January is traditionally a slow month for venture funding but January of 2025 got off to quite an impressive start for African startups as they raised $289 million in the first month. This is according to data from African startup funding analytics company, Africa the Big Deal.
The $289 million raised is a significant improvement from the $85 million raised within the same period in 2024 and represents a 240% increase. January’s total, however, represents a 15 per cent monthly decline compared to the previous month of December (2024) when African startups raised about $340 million.
A total of 40 African startups that raised at least $100,000 accounted for the numbers. This is less than the volume of deals within the same period in 2024, 2023 and 2022. However, with 26 of those 40 startups raising at least $1 million or more, January 2025 has more startups raising above a million dollars than the other Januarys, except for 2022.

Overall, January 2025 is the second-best January recorded since 2019, bested only by January 2022, when African startups raised over $400 million in the heart of the funding heatwave.
Equity funding on the rise
Another important data is that $262 million of the $289 million raised last month came in the form of equity. This represents 90.6 per cent of the total. more than 90 per cent of the funding raised last month was equity ($262m), Per the report, this is over four times more than in January 2024, and the second-best month of January when it comes to equity fundraising since at least 2019.
Equity funding has declined as investors’ interest in the continent’s tech space continues to wane. One possible reason for the decline in the global funding winter is last year’s global inflation. It could also be attributable to the high rate of startup failures and shutdowns recorded over two years.
With so many failure stories, VC confidence will be negatively affected.
Therefore, investors are treading carefully, with many of them choosing the safer route of debt financing than funding for equity.
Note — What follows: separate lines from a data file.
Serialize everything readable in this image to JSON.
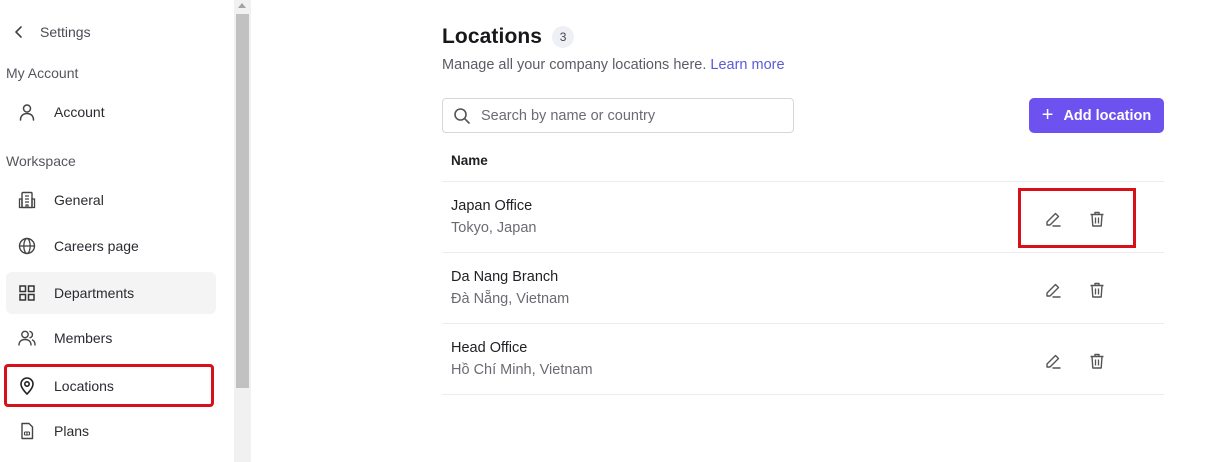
{
  "sidebar": {
    "back_label": "Settings",
    "sections": {
      "my_account": "My Account",
      "workspace": "Workspace"
    },
    "items": [
      {
        "label": "Account",
        "icon": "user-icon"
      },
      {
        "label": "General",
        "icon": "building-icon"
      },
      {
        "label": "Careers page",
        "icon": "globe-icon"
      },
      {
        "label": "Departments",
        "icon": "grid-icon"
      },
      {
        "label": "Members",
        "icon": "users-icon"
      },
      {
        "label": "Locations",
        "icon": "map-pin-icon"
      },
      {
        "label": "Plans",
        "icon": "document-icon"
      }
    ]
  },
  "main": {
    "title": "Locations",
    "count": "3",
    "subtitle": "Manage all your company locations here.",
    "learn_more": "Learn more",
    "search": {
      "placeholder": "Search by name or country",
      "value": ""
    },
    "add_button": "Add location",
    "table": {
      "column_name": "Name",
      "rows": [
        {
          "name": "Japan Office",
          "location": "Tokyo, Japan"
        },
        {
          "name": "Da Nang Branch",
          "location": "Đà Nẵng, Vietnam"
        },
        {
          "name": "Head Office",
          "location": "Hồ Chí Minh, Vietnam"
        }
      ]
    }
  },
  "colors": {
    "accent": "#6d52f0",
    "link": "#5b5bd6",
    "highlight": "#d6111a"
  }
}
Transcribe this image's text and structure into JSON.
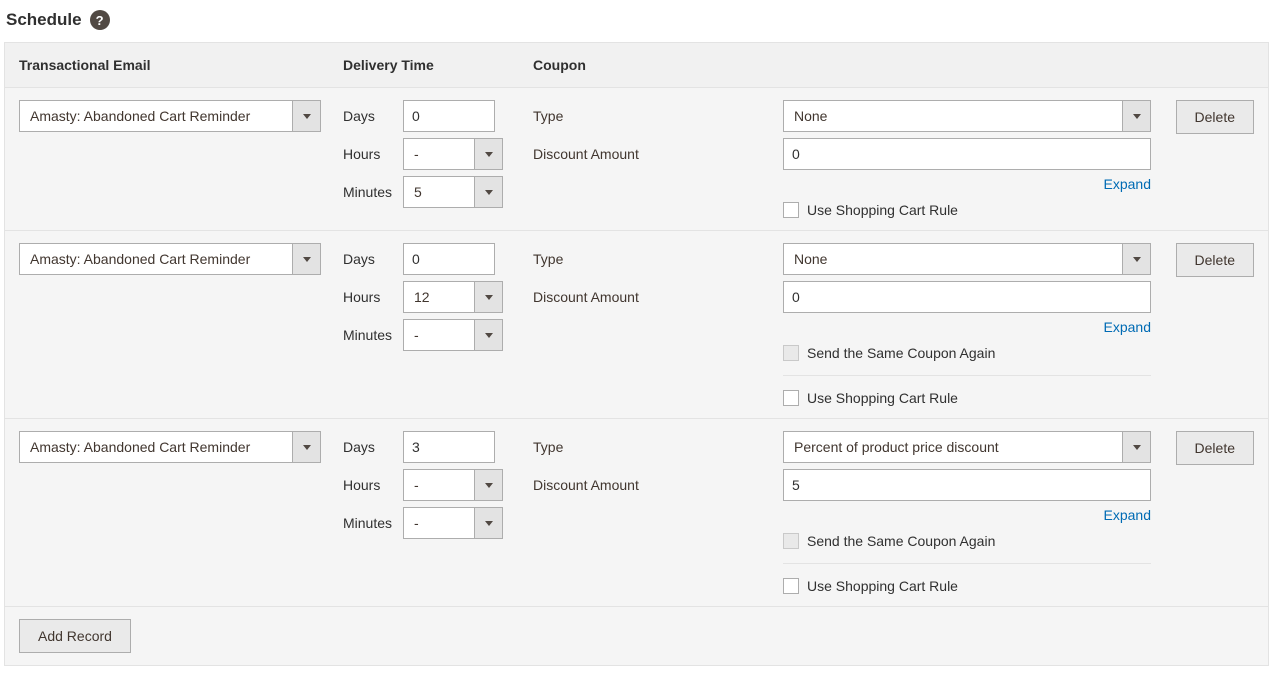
{
  "section": {
    "title": "Schedule"
  },
  "headers": {
    "email": "Transactional Email",
    "delivery": "Delivery Time",
    "coupon": "Coupon"
  },
  "labels": {
    "days": "Days",
    "hours": "Hours",
    "minutes": "Minutes",
    "type": "Type",
    "discount_amount": "Discount Amount",
    "expand": "Expand",
    "use_cart_rule": "Use Shopping Cart Rule",
    "same_coupon": "Send the Same Coupon Again",
    "delete": "Delete",
    "add_record": "Add Record"
  },
  "records": [
    {
      "email": "Amasty: Abandoned Cart Reminder",
      "days": "0",
      "hours": "-",
      "minutes": "5",
      "coupon_type": "None",
      "discount_amount": "0",
      "show_same_coupon": false
    },
    {
      "email": "Amasty: Abandoned Cart Reminder",
      "days": "0",
      "hours": "12",
      "minutes": "-",
      "coupon_type": "None",
      "discount_amount": "0",
      "show_same_coupon": true
    },
    {
      "email": "Amasty: Abandoned Cart Reminder",
      "days": "3",
      "hours": "-",
      "minutes": "-",
      "coupon_type": "Percent of product price discount",
      "discount_amount": "5",
      "show_same_coupon": true
    }
  ]
}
Indeed, equity funding into African fintechs, a darling of the African tech startup space, declined by 25 per cent in 2024.
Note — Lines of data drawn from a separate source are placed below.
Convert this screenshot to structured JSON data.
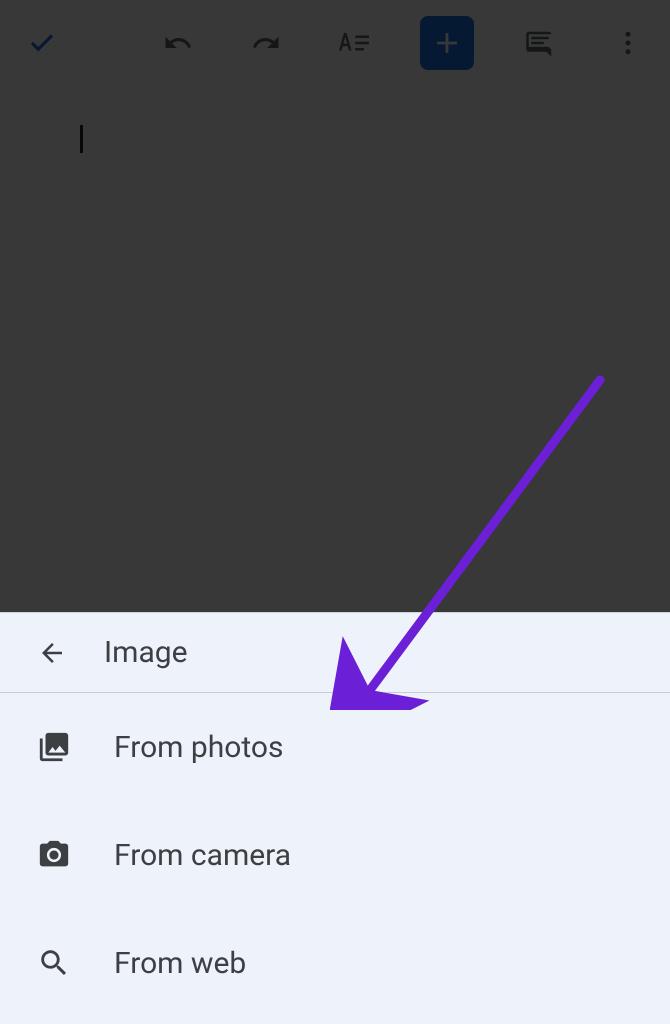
{
  "toolbar": {
    "check_label": "Done",
    "undo_label": "Undo",
    "redo_label": "Redo",
    "format_label": "Format",
    "insert_label": "Insert",
    "comment_label": "Comments",
    "more_label": "More"
  },
  "sheet": {
    "title": "Image",
    "back_label": "Back",
    "items": [
      {
        "label": "From photos",
        "icon": "photos"
      },
      {
        "label": "From camera",
        "icon": "camera"
      },
      {
        "label": "From web",
        "icon": "search"
      }
    ]
  },
  "annotation": {
    "arrow_color": "#6b1fd6"
  }
}
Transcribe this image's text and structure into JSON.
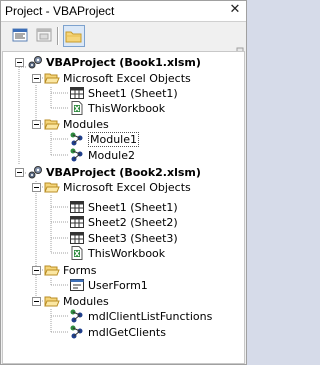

But the positive side of that story is that the 2024 decline is the slowest recorded since 2022 when fintech startups raised $1.1 billion in equity funding, representing a 35.3 per cent decline from the $1.7 billion raised in 2021.
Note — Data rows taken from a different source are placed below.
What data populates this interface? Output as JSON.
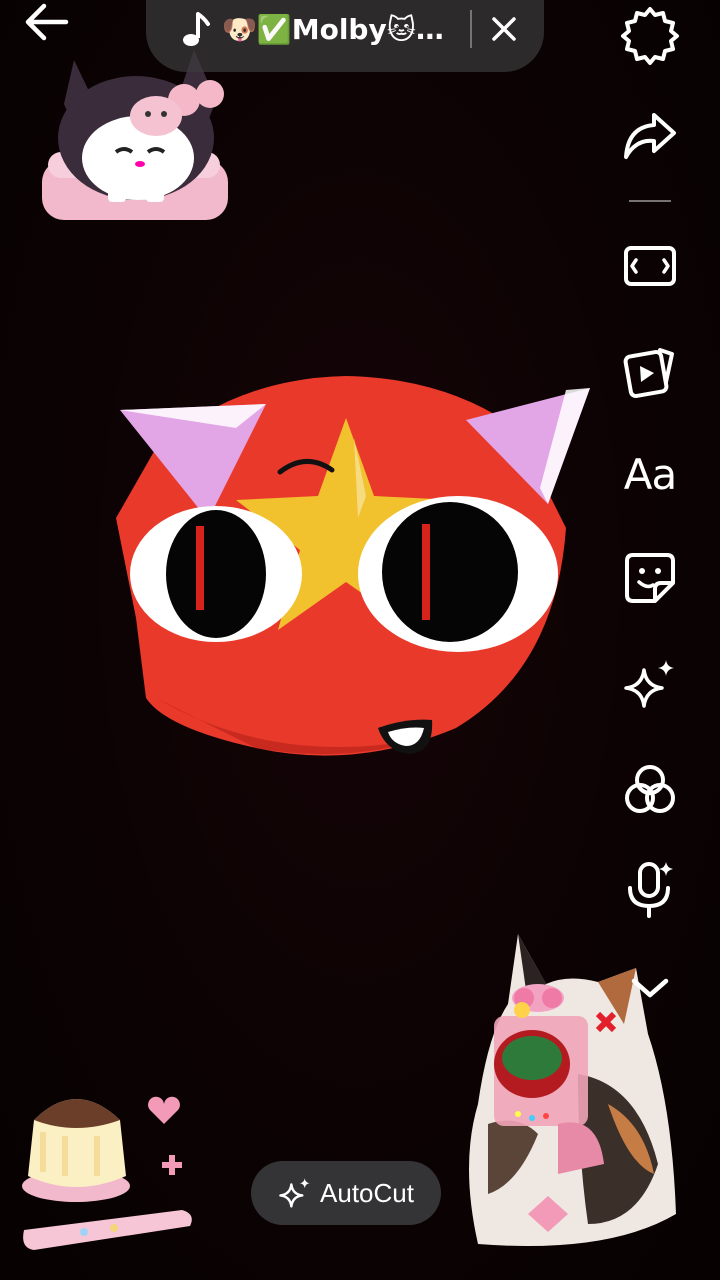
{
  "header": {
    "back_icon": "arrow-left-icon",
    "sound": {
      "note_icon": "music-note-icon",
      "title": "🐶✅Molby🐱…",
      "close_icon": "close-icon"
    }
  },
  "toolbar": {
    "items": [
      {
        "name": "settings",
        "icon": "gear-icon"
      },
      {
        "name": "share",
        "icon": "share-arrow-icon"
      },
      {
        "name": "aspect-ratio",
        "icon": "aspect-ratio-icon"
      },
      {
        "name": "templates",
        "icon": "video-cards-icon"
      },
      {
        "name": "text",
        "icon": "text-aa-icon",
        "label": "Aa"
      },
      {
        "name": "stickers",
        "icon": "sticker-icon"
      },
      {
        "name": "effects",
        "icon": "sparkles-icon"
      },
      {
        "name": "filters",
        "icon": "filters-circles-icon"
      },
      {
        "name": "voice",
        "icon": "microphone-sparkle-icon"
      },
      {
        "name": "more",
        "icon": "chevron-down-icon"
      }
    ]
  },
  "autocut": {
    "label": "AutoCut",
    "icon": "sparkles-icon"
  },
  "colors": {
    "pill_bg": "#3a3a3c",
    "mascot_red": "#e8392a",
    "star_yellow": "#f2c12e",
    "ear_pink": "#e2a6e6"
  }
}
Also, African fintech startups raised equity funding of $800 million in 2023, representing a significant 27.2 per cent decline from the 2022 total. This decline showed that investor confidence might be returning. A 90.6 per cent share of January funding buttresses the return in confidence and one could only hope it continues through the year.
See also: Equity funding constitutes 58% of $1.03 bn invested in African fintech startups in 2024
Nigeria’s LemFi leads African startups in January
While 40 startups may have been responsible for the $289 million raised in January 2025, four startups led the pack with the largest fundraisers recorded during the month. Leading the pack is Nigerian cross-border payment startup, LemFi which raised $53 million in a Series B round to expand its remittance offerings into Europe and Asia.
The second-largest deal in January was Kenya-based PowerGen which secured $50 million to develop a 120MW portfolio of commercial and industrial (C&I) and off/metro-grid renewable power projects, with an initial focus on projects in Nigeria, Sierra Leone and the Democratic Republic of the Congo.


The next is Naked, a South African digital insurance platform that uses artificial intelligence to provide instant coverage to users. The startup raised $38 million last month, considered the largest insure tech funding Africa has ever seen.
The round was led by global impact investor BlueOrchard with participation from Hollard Insurance Group, Yellowwoods investment holding company, International Finance Corporation and DEG, the German development finance institution.
Cameroon’s Enko Education makes up the top four with its $24 million equity funding round powered by Adiwale Fund I and Africa CapitalWorks. The funding will power the startup’s large-scale acquisition strategy across Africa and is set to assist the educational organisation in its aim to grow its student body from 7,500 learners to 20,000 by 2029.
Three of the top four fundings are from three of the traditional Big 4 startup markets in Africa; Nigeria, Kenya and South Africa. Three out of all four fundings are for expansion. And together all four startups are responsible for 57 per cent of all the funding raised on the continent last month.